Purified versions of SIRT2 and GARS were made to test whether the interaction of these proteins would directly affect the ability of SIRT2 to remove acetyl groups (deacetylase activity). Results showed that GARS significantly decreased SIRT2 activity in a dose-dependent manner. But, the same concentrations of GARS-CMT2D mutants barely blocked this activity.
Next, mixing the motor neuron components containing SIRT2 with increasing concentrations of normal and mutant GARS, the team found a significant dose-dependent increase in the addition of acetyl groups (acetylation) of alpha-tubulin with normal GARS, but not with the CMT2D mutants.
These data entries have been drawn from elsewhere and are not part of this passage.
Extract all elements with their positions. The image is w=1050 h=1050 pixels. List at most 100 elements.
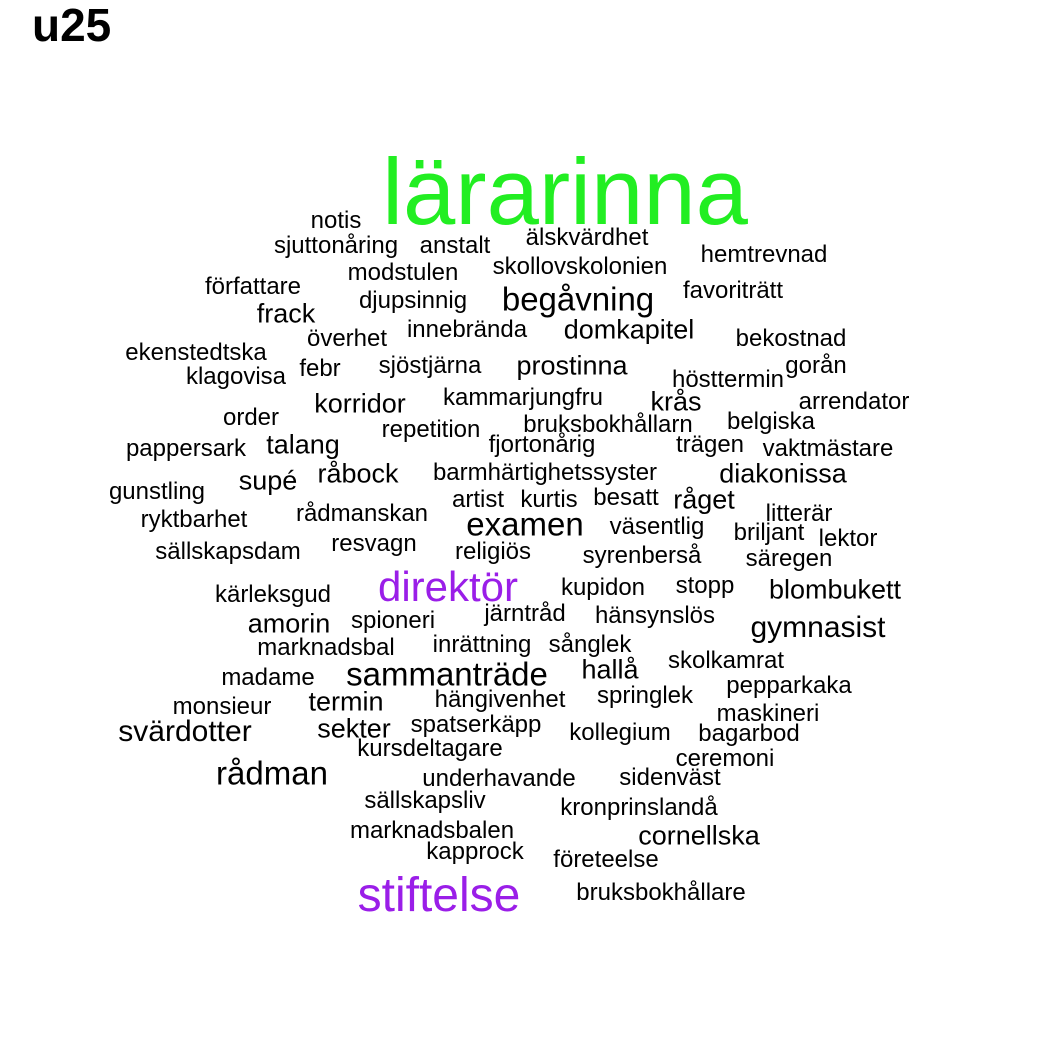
- word-saregen: säregen: [745, 545, 833, 572]
- word-ryktbarhet: ryktbarhet: [140, 506, 248, 533]
- word-resvagn: resvagn: [331, 530, 417, 557]
- word-sekter: sekter: [317, 713, 391, 744]
- word-hosttermin: hösttermin: [671, 366, 785, 393]
- word-direktor: direktör: [377, 563, 519, 610]
- word-kapprock: kapprock: [426, 838, 524, 865]
- word-jarntrad: järntråd: [484, 600, 566, 627]
- word-ceremoni: ceremoni: [675, 745, 775, 772]
- word-sjostjarna: sjöstjärna: [378, 352, 482, 379]
- word-briljant: briljant: [733, 519, 805, 546]
- word-inrattning: inrättning: [432, 631, 532, 658]
- word-korridor: korridor: [314, 388, 406, 419]
- word-maskineri: maskineri: [716, 700, 820, 727]
- word-supe: supé: [238, 465, 298, 496]
- word-kollegium: kollegium: [569, 719, 671, 746]
- word-amorin: amorin: [247, 608, 331, 639]
- word-stiftelse: stiftelse: [357, 869, 521, 922]
- word-kammarjungfru: kammarjungfru: [442, 384, 604, 411]
- word-spioneri: spioneri: [350, 607, 436, 634]
- word-lektor: lektor: [818, 525, 878, 552]
- word-djupsinnig: djupsinnig: [358, 287, 468, 314]
- word-lararinna: lärarinna: [382, 139, 748, 244]
- word-kras: krås: [650, 386, 702, 417]
- word-innebranda: innebrända: [406, 316, 528, 343]
- word-kursdeltagare: kursdeltagare: [357, 735, 503, 762]
- word-hansynslos: hänsynslös: [594, 602, 716, 629]
- word-radman: rådman: [216, 754, 328, 792]
- word-besatt: besatt: [593, 484, 659, 511]
- word-blombukett: blombukett: [768, 574, 902, 605]
- word-frack: frack: [256, 298, 316, 329]
- word-vaktmastare: vaktmästare: [762, 435, 894, 462]
- word-barmhartighetssyster: barmhärtighetssyster: [432, 459, 658, 486]
- word-hangivenhet: hängivenhet: [434, 686, 566, 713]
- word-goran: gorån: [785, 352, 847, 379]
- word-spatserkapp: spatserkäpp: [410, 711, 542, 738]
- word-halla: hallå: [581, 654, 639, 685]
- word-klagovisa: klagovisa: [185, 363, 287, 390]
- word-skollovskolonien: skollovskolonien: [492, 253, 668, 280]
- word-cornellska: cornellska: [638, 820, 760, 851]
- word-favoritratt: favoriträtt: [682, 277, 784, 304]
- word-notis: notis: [310, 207, 362, 234]
- word-sanglek: sånglek: [548, 631, 632, 658]
- word-talang: talang: [266, 429, 340, 460]
- word-syrenbersa: syrenberså: [582, 542, 702, 569]
- word-pappersark: pappersark: [125, 435, 247, 462]
- word-sjuttonaring: sjuttonåring: [273, 232, 399, 259]
- word-forfattare: författare: [204, 273, 302, 300]
- word-litterar: litterär: [765, 500, 833, 527]
- word-radmanskan: rådmanskan: [295, 500, 429, 527]
- word-belgiska: belgiska: [726, 408, 816, 435]
- word-monsieur: monsieur: [172, 693, 272, 720]
- word-repetition: repetition: [381, 416, 481, 443]
- word-springlek: springlek: [596, 682, 694, 709]
- word-sammantrade: sammanträde: [346, 655, 548, 693]
- word-svardotter: svärdotter: [118, 715, 252, 748]
- word-order: order: [222, 404, 280, 431]
- word-gunstling: gunstling: [108, 478, 206, 505]
- word-alskvardhet: älskvärdhet: [525, 224, 649, 251]
- word-modstulen: modstulen: [347, 259, 459, 286]
- word-fjortonarig: fjortonårig: [488, 431, 596, 458]
- word-sidenvast: sidenväst: [619, 764, 721, 791]
- word-bruksbokhallarn: bruksbokhållarn: [523, 411, 693, 438]
- word-marknadsbal: marknadsbal: [257, 634, 395, 661]
- word-prostinna: prostinna: [516, 350, 628, 381]
- word-rabock: råbock: [317, 458, 399, 489]
- word-raget: råget: [673, 484, 735, 515]
- word-bekostnad: bekostnad: [735, 325, 847, 352]
- word-underhavande: underhavande: [422, 765, 576, 792]
- word-artist: artist: [451, 486, 505, 513]
- word-vasentlig: väsentlig: [609, 513, 705, 540]
- word-sallskapsdam: sällskapsdam: [155, 538, 301, 565]
- word-marknadsbalen: marknadsbalen: [349, 817, 515, 844]
- word-domkapitel: domkapitel: [563, 314, 695, 345]
- word-madame: madame: [221, 664, 315, 691]
- word-termin: termin: [308, 686, 384, 717]
- word-kronprinslanda: kronprinslandå: [560, 794, 718, 821]
- word-tragen: trägen: [675, 431, 745, 458]
- word-begavning: begåvning: [501, 280, 655, 318]
- word-religios: religiös: [454, 538, 532, 565]
- word-ekenstedtska: ekenstedtska: [125, 339, 267, 366]
- word-bruksbokhallare: bruksbokhållare: [576, 879, 746, 906]
- word-febr: febr: [299, 355, 341, 382]
- word-overhet: överhet: [306, 325, 388, 352]
- word-arrendator: arrendator: [798, 388, 910, 415]
- page-title: u25: [32, 0, 112, 51]
- word-skolkamrat: skolkamrat: [667, 647, 785, 674]
- word-examen: examen: [466, 505, 584, 543]
- word-diakonissa: diakonissa: [719, 458, 847, 489]
- word-karleksgud: kärleksgud: [214, 581, 332, 608]
- word-anstalt: anstalt: [419, 232, 491, 259]
- word-gymnasist: gymnasist: [750, 611, 886, 644]
- word-sallskapsliv: sällskapsliv: [364, 787, 486, 814]
- word-hemtrevnad: hemtrevnad: [700, 241, 828, 268]
- word-pepparkaka: pepparkaka: [726, 672, 852, 699]
- word-bagarbod: bagarbod: [698, 720, 800, 747]
- word-foreteelse: företeelse: [553, 846, 659, 873]
- word-kurtis: kurtis: [520, 486, 578, 513]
A similar effect was seen when normal GARS2 was overproduced in cells.
“These data indicate that the interaction of wild-type GARS and SIRT2 inhibits the deacetylase activity of SIRT2 and leads to the acetylated [alpha]-tubulin, which might protect microtubules from mechanical breakage,” the researchers wrote.
In contrast, as GARS mutations were unable to stop the SIRT2-dependent removal of acetyl groups from alpha-tubulin, this may destabilize microtubules and explain how these mutations lead to nerve cell malfunction seen in CMT2D.
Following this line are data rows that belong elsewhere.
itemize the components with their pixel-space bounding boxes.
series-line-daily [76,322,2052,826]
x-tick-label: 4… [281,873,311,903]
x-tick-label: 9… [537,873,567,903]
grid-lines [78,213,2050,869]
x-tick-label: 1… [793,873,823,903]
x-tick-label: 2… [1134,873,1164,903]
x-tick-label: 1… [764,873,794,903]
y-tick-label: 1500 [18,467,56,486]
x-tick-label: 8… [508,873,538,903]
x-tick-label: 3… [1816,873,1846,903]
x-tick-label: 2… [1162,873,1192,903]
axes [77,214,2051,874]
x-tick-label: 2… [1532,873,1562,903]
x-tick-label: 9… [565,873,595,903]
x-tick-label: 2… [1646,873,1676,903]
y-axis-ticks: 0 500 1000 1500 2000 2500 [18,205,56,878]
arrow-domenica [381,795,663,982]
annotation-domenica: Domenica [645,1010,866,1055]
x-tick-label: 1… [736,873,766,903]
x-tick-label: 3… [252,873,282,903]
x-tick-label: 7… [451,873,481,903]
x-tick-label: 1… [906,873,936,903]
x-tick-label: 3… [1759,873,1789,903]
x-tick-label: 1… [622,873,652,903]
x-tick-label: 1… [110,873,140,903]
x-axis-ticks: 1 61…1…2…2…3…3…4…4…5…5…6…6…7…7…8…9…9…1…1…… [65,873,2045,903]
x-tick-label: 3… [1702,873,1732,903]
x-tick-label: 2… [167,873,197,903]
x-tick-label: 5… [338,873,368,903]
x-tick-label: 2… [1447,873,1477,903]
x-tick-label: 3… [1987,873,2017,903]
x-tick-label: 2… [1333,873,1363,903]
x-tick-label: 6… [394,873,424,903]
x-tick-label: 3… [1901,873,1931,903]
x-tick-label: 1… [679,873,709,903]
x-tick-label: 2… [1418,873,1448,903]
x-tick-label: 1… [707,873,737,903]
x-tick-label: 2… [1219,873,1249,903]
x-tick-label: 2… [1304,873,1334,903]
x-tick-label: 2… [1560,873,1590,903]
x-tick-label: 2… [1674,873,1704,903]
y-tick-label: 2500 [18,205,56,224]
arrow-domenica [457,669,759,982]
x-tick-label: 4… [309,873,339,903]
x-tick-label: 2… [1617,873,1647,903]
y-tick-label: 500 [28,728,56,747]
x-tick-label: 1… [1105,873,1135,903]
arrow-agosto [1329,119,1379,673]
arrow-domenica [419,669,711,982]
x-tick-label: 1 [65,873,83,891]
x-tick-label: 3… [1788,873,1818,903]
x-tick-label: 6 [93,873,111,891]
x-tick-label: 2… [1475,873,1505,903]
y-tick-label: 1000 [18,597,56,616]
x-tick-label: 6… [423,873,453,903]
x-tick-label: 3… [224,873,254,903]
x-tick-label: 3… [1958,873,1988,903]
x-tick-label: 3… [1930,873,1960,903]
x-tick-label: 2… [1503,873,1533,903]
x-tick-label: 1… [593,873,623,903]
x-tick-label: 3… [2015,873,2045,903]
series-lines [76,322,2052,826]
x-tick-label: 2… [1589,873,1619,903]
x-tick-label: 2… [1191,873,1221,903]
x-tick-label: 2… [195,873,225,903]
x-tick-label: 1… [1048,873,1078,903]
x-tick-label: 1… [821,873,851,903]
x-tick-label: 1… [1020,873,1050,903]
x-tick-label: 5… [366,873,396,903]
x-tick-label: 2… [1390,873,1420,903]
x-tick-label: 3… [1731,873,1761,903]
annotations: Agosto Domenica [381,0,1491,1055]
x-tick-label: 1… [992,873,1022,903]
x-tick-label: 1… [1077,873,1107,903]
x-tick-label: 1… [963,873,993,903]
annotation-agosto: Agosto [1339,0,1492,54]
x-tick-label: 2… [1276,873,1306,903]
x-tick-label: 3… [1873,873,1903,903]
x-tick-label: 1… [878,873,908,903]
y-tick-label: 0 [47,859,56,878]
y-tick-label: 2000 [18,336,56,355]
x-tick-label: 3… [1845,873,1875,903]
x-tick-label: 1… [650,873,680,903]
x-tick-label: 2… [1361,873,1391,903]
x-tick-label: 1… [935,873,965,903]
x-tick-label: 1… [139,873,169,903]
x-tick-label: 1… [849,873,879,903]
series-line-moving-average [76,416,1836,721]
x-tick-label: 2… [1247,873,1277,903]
An examination of the normal GARS protein structure found that CMT2D-related mutations were in a position to disrupt the proper binding with SIRT2.
Finally, these results were tested in a fruit fly (Drosophila) model of CMT2D, which carried the GARS-G526R mutation and demonstrated motor performance deficits when compared to flies with normal GARS. These flies with the CMT2D-associated mutation also have a dramatic decrease in the number of neuromuscular junctions — the place where nerve and muscle cells communicate.
The GARS-G526R flies had difficulties climbing, but genetic suppression of SIRT2 restored climbing ability similar to control flies.
Adding a molecule called AGK2, which specifically blocks the activity of SIRT2, gradually rescued the climbing deficits seen in GARS-G526R flies in a time-dependent manner. Further, by genetically suppressing SIRT2 in flies with GARS-G526R, the scientists found a significant increase in the number of neuromuscular junctions and acetylated tubulin.
“Overall, these results strongly indicate that the inhibition of SIRT2 could rescue the motor performance deficits in GARS-mutant CMT flies in a Drosophila model,” the researchers added.
Consistently, reducing the activity of GARS-G526R, or blocking the action of SIRT2, significantly extended the life span of GARS-G526R flies.
“Our study provides another promising strategy to treat the peripheral neuropathy [nerve damage] resulting from CMT by inhibiting SIRT2, suggesting that the targeting of SIRT2 might have a general beneficial impact on neurodegenerative diseases,” the investigators wrote.